Trump Administration Looks to Significantly Amend Emissions Rules

Joseph Rosario watches the computer screens as he conducted an emissions test on a 1993 Toyota Corolla at Modern Tire and Auto Service in Newington, Conn., Friday, Nov. 12, 2004. T (AP Photo/Bob Child)

The Trump administration is looking to change a rule that allows California to regulate vehicle emissions for residents and freeze fuel efficiency standards at a fleet average of 35 miles per gallon rather than allowing the standard to rise to 50 miles per gallon by 2025.

New York Post:

The Environmental Protection Agency will ask to revoke a federal Clean Air Act waiver empowering California to set vehicle emissions standards, and the U.S. National Highway Traffic Safety Administration will argue that a 1975 fuel efficiency law prevents the state from regulating greenhouse gas emissions, according to Bloomberg News.

The Clean Air Act is President Barack Obama’s signature environmental policy, and the Trump administration move could set off a chain reaction of litigation, the outlet reported.

The proposal would also freeze federal requirements on fuel economy at a fleet-average 35 miles per gallon by 2020, rather than allowing that figure to climb to 50 mpg by 2025 as it is currently set to do.

Trump’s Office of Management and Budget is reviewing the proposal, a draft of which is expected to be released this week for public review. The plan could be finalized by the end of the year, Bloomberg reported.

Proponents are expected to argue that the rollback will make it cheaper and easier to replace old cars, which will in turn reduce traffic fatalities, Bloomberg reported, citing three people familiar with the plan.

Detractors say the scheme is an infringement on states’ rights and bad for Americans’ health.

Automakers are ambivalent about the reform, citing regulatory uncertainty as a problem.

Los Angeles Times:

Caught somewhere in the middle are automakers, which in recent months have stressed they would not support freezing the federal targets and want Washington and Sacramento to continue linking their vehicle-efficiency goals.
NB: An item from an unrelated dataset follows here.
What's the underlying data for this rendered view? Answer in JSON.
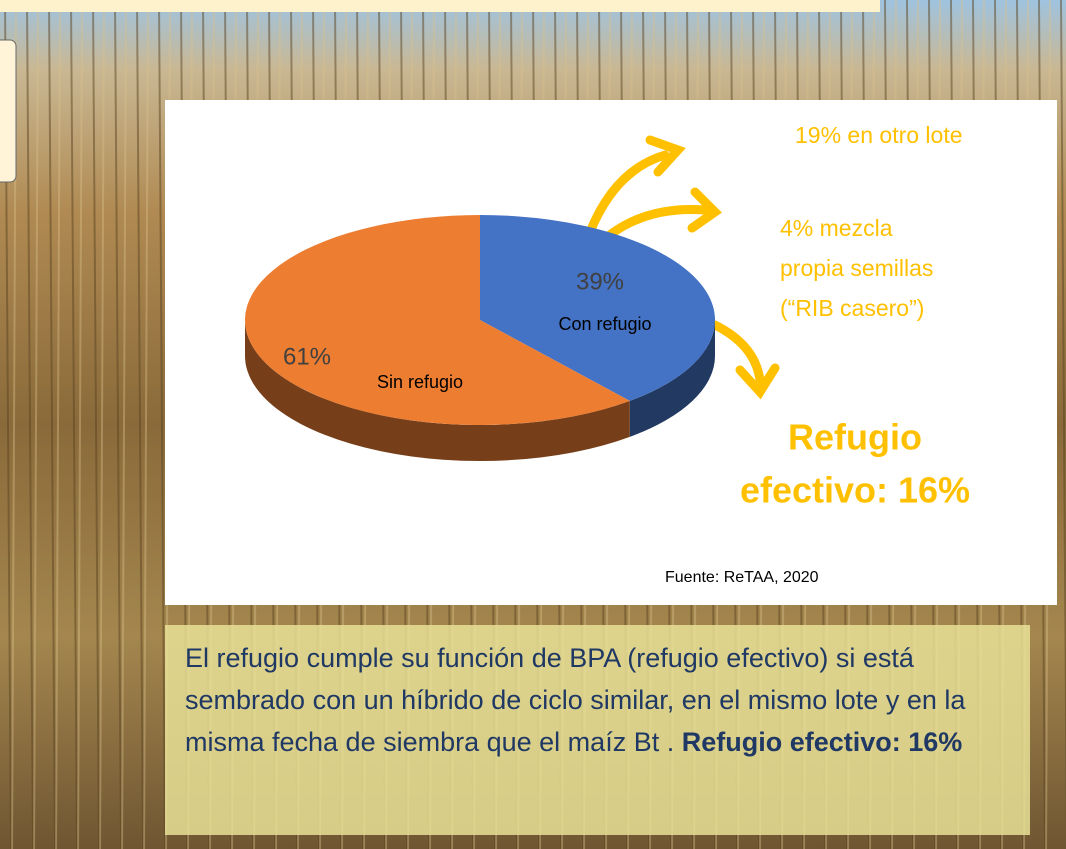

Though they spent the first year of the Trump administration attacking Obama’s rules as too costly, they fear the regulatory uncertainty that a years-long court battle over a rollback would create. In addition, other major auto markets such as China and Europe are pressing forward with tougher mandates of their own for cleaner cars.

“This is nothing less than an outrageous attack on public health and states’ rights,” said Frank O’Donnell, president of Clean Air Watch. “It’s a dumb move for an administration that claims it wants peace, because this will lead to an emissions war: progressive states versus a reactionary federal government. The big question: Who will the car companies back?

California is forcing automakers to sell more electric cars in the state, despite their huge price tag and dubious performance. They would love to have to comply with just one standard coast to coast, but many states would balk at the more stringent California rules.

This could be one of the administration’s most significant regulatory rollbacks yet. But challenges to changing the rules are likely to take years, easily stretching into Trump’s second term — if he gets one.